< Psalmen 41 >
1 Een psalm van David, voor den opperzangmeester. Welgelukzalig is hij, die zich verstandiglijk gedraagt jegens een ellendige; de HEERE zal hem bevrijden ten dage des kwaads.
Voor muziekbegeleiding. Een psalm van David. Heil, die bezorgd is voor zwakken en armen: Op de dag van rampspoed zal Jahweh hem redden.
2 De HEERE zal hem bewaren, en zal hem bij het leven behouden; hij zal op aarde gelukzalig gemaakt worden. Geef hem ook niet over in zijner vijanden begeerte.
Jahweh behoedt en behoudt hem, maakt hem gelukkig op aarde, En geeft hem niet prijs aan de haat van zijn vijand.

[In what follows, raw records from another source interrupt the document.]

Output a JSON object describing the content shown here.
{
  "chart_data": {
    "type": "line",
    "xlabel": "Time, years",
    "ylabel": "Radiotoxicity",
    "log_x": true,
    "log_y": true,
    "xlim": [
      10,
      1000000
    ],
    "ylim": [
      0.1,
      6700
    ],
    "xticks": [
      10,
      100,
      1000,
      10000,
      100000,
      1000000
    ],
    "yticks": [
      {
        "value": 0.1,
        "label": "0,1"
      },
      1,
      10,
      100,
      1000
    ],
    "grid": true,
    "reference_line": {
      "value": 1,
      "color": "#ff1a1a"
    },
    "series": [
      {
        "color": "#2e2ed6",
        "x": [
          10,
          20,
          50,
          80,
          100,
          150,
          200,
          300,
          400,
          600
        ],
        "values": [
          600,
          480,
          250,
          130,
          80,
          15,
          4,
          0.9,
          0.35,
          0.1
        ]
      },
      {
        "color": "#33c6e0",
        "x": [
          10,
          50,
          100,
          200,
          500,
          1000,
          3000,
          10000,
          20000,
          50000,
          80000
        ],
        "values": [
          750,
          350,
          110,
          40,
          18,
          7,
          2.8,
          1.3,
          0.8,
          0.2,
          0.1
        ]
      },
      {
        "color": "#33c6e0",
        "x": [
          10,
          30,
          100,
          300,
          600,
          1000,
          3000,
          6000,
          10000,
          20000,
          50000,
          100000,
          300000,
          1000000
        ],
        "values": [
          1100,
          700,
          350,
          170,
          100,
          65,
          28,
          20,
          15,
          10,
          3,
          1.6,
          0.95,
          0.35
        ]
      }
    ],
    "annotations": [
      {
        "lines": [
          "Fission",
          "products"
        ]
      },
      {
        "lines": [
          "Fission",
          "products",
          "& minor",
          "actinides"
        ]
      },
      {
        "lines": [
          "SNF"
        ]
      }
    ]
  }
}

3 De HEERE zal hem ondersteunen op het ziekbed; in zijn krankheid verandert Gij zijn ganse leger.
Jahweh zal hem op zijn ziekbed verkwikken, En zijn lijdenssponde verlichten.

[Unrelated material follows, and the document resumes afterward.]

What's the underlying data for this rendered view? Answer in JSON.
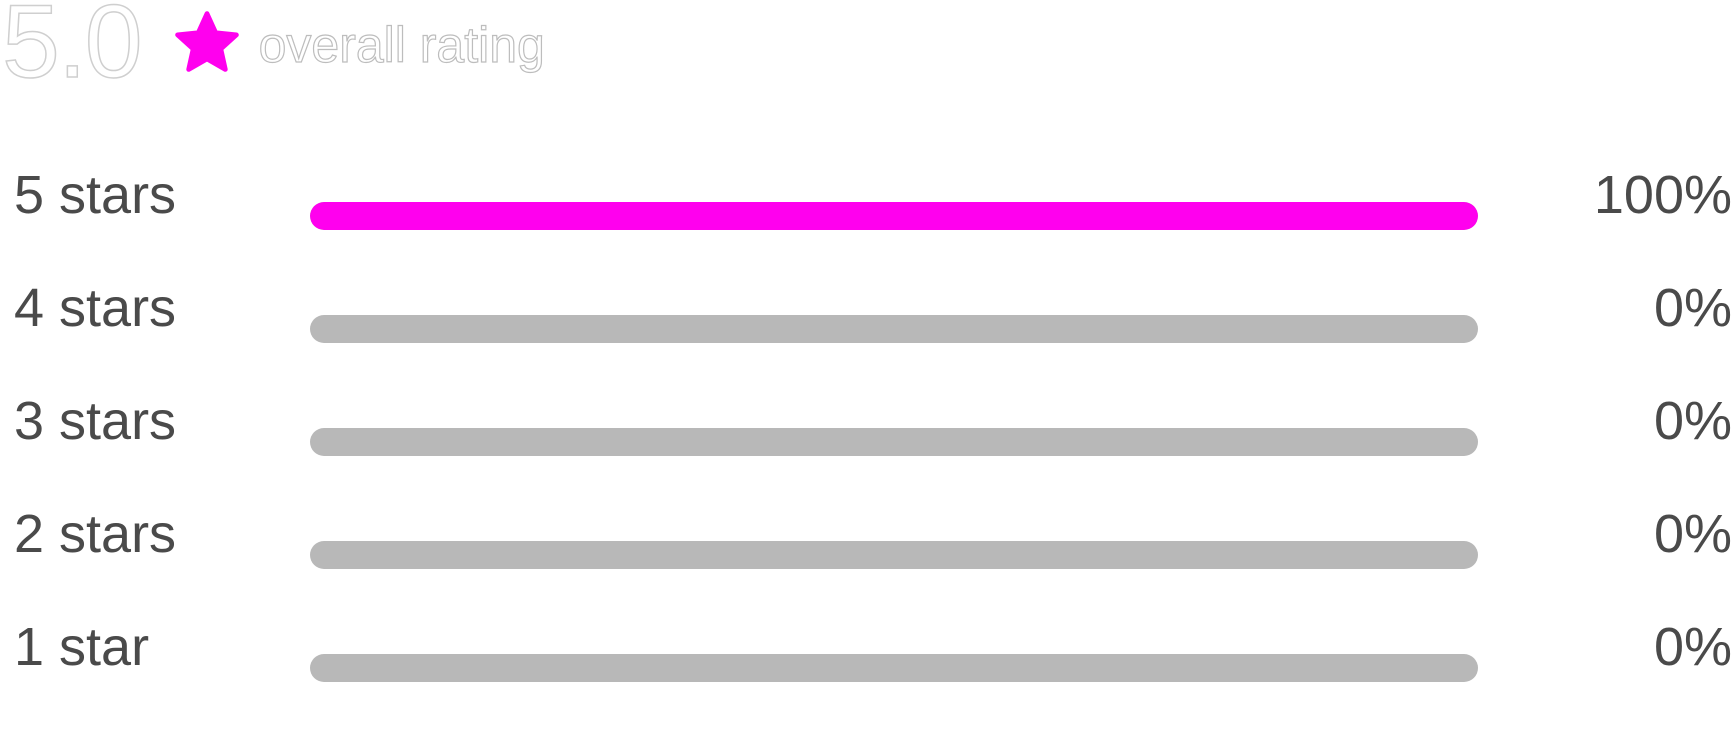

4 Ik zeide: O HEERE! wees mij genadig; genees mijn ziel, want ik heb tegen U gezondigd.
Ik bid wel: "Jahweh, wees mij genadig; Genees mijn ziel, want ik heb gezondigd tegen U!"
5 Mijn vijanden spreken kwaad van mij, zeggende: Wanneer zal hij sterven, en zijn naam vergaan?

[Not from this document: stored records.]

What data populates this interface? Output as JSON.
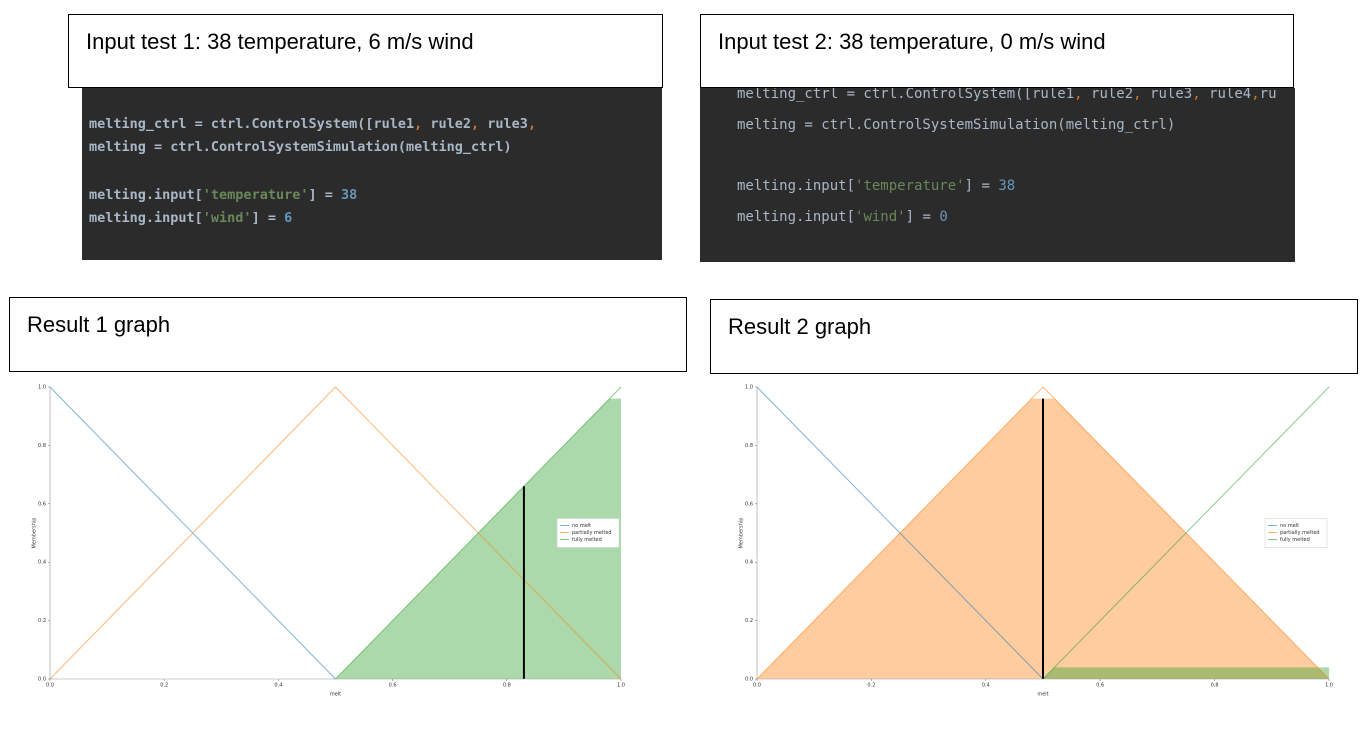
{
  "tests": [
    {
      "title": "Input test 1: 38 temperature, 6 m/s wind",
      "code": [
        [
          [
            "melting_ctrl = ctrl.ControlSystem([rule1",
            "#a9b7c6"
          ],
          [
            ",",
            "#cc7832"
          ],
          [
            " rule2",
            "#a9b7c6"
          ],
          [
            ",",
            "#cc7832"
          ],
          [
            " rule3",
            "#a9b7c6"
          ],
          [
            ",",
            "#cc7832"
          ]
        ],
        [
          [
            "melting = ctrl.ControlSystemSimulation(melting_ctrl)",
            "#a9b7c6"
          ]
        ],
        [
          [
            "melting.input[",
            "#a9b7c6"
          ],
          [
            "'temperature'",
            "#6a8759"
          ],
          [
            "] = ",
            "#a9b7c6"
          ],
          [
            "38",
            "#6897bb"
          ]
        ],
        [
          [
            "melting.input[",
            "#a9b7c6"
          ],
          [
            "'wind'",
            "#6a8759"
          ],
          [
            "] = ",
            "#a9b7c6"
          ],
          [
            "6",
            "#6897bb"
          ]
        ]
      ]
    },
    {
      "title": "Input test 2: 38 temperature, 0 m/s wind",
      "code": [
        [
          [
            "melting_ctrl = ctrl.ControlSystem([rule1",
            "#a9b7c6"
          ],
          [
            ",",
            "#cc7832"
          ],
          [
            " rule2",
            "#a9b7c6"
          ],
          [
            ",",
            "#cc7832"
          ],
          [
            " rule3",
            "#a9b7c6"
          ],
          [
            ",",
            "#cc7832"
          ],
          [
            " rule4",
            "#a9b7c6"
          ],
          [
            ",",
            "#cc7832"
          ],
          [
            "ru",
            "#a9b7c6"
          ]
        ],
        [
          [
            "melting = ctrl.ControlSystemSimulation(melting_ctrl)",
            "#a9b7c6"
          ]
        ],
        [
          [
            "melting.input[",
            "#a9b7c6"
          ],
          [
            "'temperature'",
            "#6a8759"
          ],
          [
            "] = ",
            "#a9b7c6"
          ],
          [
            "38",
            "#6897bb"
          ]
        ],
        [
          [
            "melting.input[",
            "#a9b7c6"
          ],
          [
            "'wind'",
            "#6a8759"
          ],
          [
            "] = ",
            "#a9b7c6"
          ],
          [
            "0",
            "#6897bb"
          ]
        ]
      ]
    }
  ],
  "results": [
    {
      "title": "Result 1 graph"
    },
    {
      "title": "Result 2 graph"
    }
  ],
  "chart_data": [
    {
      "type": "line",
      "xlabel": "melt",
      "ylabel": "Membership",
      "legend": "center right",
      "grid": false,
      "xlim": [
        0,
        1
      ],
      "ylim": [
        0,
        1
      ],
      "xticks": [
        {
          "value": 0,
          "label": "0.0"
        },
        {
          "value": 0.2,
          "label": "0.2"
        },
        {
          "value": 0.4,
          "label": "0.4"
        },
        {
          "value": 0.6,
          "label": "0.6"
        },
        {
          "value": 0.8,
          "label": "0.8"
        },
        {
          "value": 1,
          "label": "1.0"
        }
      ],
      "yticks": [
        {
          "value": 0,
          "label": "0.0"
        },
        {
          "value": 0.2,
          "label": "0.2"
        },
        {
          "value": 0.4,
          "label": "0.4"
        },
        {
          "value": 0.6,
          "label": "0.6"
        },
        {
          "value": 0.8,
          "label": "0.8"
        },
        {
          "value": 1,
          "label": "1.0"
        }
      ],
      "series": [
        {
          "name": "no melt",
          "color": "#1f77b4",
          "x": [
            0,
            0.5
          ],
          "values": [
            1,
            0
          ]
        },
        {
          "name": "partially melted",
          "color": "#ff7f0e",
          "x": [
            0,
            0.5,
            1
          ],
          "values": [
            0,
            1,
            0
          ]
        },
        {
          "name": "fully melted",
          "color": "#2ca02c",
          "x": [
            0.5,
            1
          ],
          "values": [
            0,
            1
          ]
        }
      ],
      "fills": [
        {
          "color": "#2ca02c",
          "x": [
            0.5,
            0.98,
            1
          ],
          "values": [
            0,
            0.96,
            0.96
          ]
        }
      ],
      "centroid": {
        "x": 0.83,
        "y": 0.66
      }
    },
    {
      "type": "line",
      "xlabel": "melt",
      "ylabel": "Membership",
      "legend": "center right",
      "grid": false,
      "xlim": [
        0,
        1
      ],
      "ylim": [
        0,
        1
      ],
      "xticks": [
        {
          "value": 0,
          "label": "0.0"
        },
        {
          "value": 0.2,
          "label": "0.2"
        },
        {
          "value": 0.4,
          "label": "0.4"
        },
        {
          "value": 0.6,
          "label": "0.6"
        },
        {
          "value": 0.8,
          "label": "0.8"
        },
        {
          "value": 1,
          "label": "1.0"
        }
      ],
      "yticks": [
        {
          "value": 0,
          "label": "0.0"
        },
        {
          "value": 0.2,
          "label": "0.2"
        },
        {
          "value": 0.4,
          "label": "0.4"
        },
        {
          "value": 0.6,
          "label": "0.6"
        },
        {
          "value": 0.8,
          "label": "0.8"
        },
        {
          "value": 1,
          "label": "1.0"
        }
      ],
      "series": [
        {
          "name": "no melt",
          "color": "#1f77b4",
          "x": [
            0,
            0.5
          ],
          "values": [
            1,
            0
          ]
        },
        {
          "name": "partially melted",
          "color": "#ff7f0e",
          "x": [
            0,
            0.5,
            1
          ],
          "values": [
            0,
            1,
            0
          ]
        },
        {
          "name": "fully melted",
          "color": "#2ca02c",
          "x": [
            0.5,
            1
          ],
          "values": [
            0,
            1
          ]
        }
      ],
      "fills": [
        {
          "color": "#ff7f0e",
          "x": [
            0,
            0.48,
            0.52,
            1
          ],
          "values": [
            0,
            0.96,
            0.96,
            0
          ]
        },
        {
          "color": "#2ca02c",
          "x": [
            0.5,
            0.52,
            1
          ],
          "values": [
            0,
            0.04,
            0.04
          ]
        }
      ],
      "centroid": {
        "x": 0.5,
        "y": 0.96
      }
    }
  ]
}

Maar mijn vijand verwenst mij: "Wanneer gaat hij dood, en verdwijnt ook zijn naam!"
6 En zo iemand van hen komt, om mij te zien, hij spreekt valsheid; zijn hart vergadert zich onrecht; gaat hij uit naar buiten, hij spreekt er van.
En komt er een op bezoek, dan huichelt zijn hart, Verzint hij leugens, en gaat ze buiten vertellen.
7 Al mijn haters mompelen te zamen tegen mij; ze bedenken tegen mij, hetgeen mij kwaad is, zeggende:
Al die mij haten, smoezelen onder elkander, En denken het ergste van mij:
8 Een Belialsstuk kleeft hem aan; en hij, die nederligt, zal niet weder opstaan.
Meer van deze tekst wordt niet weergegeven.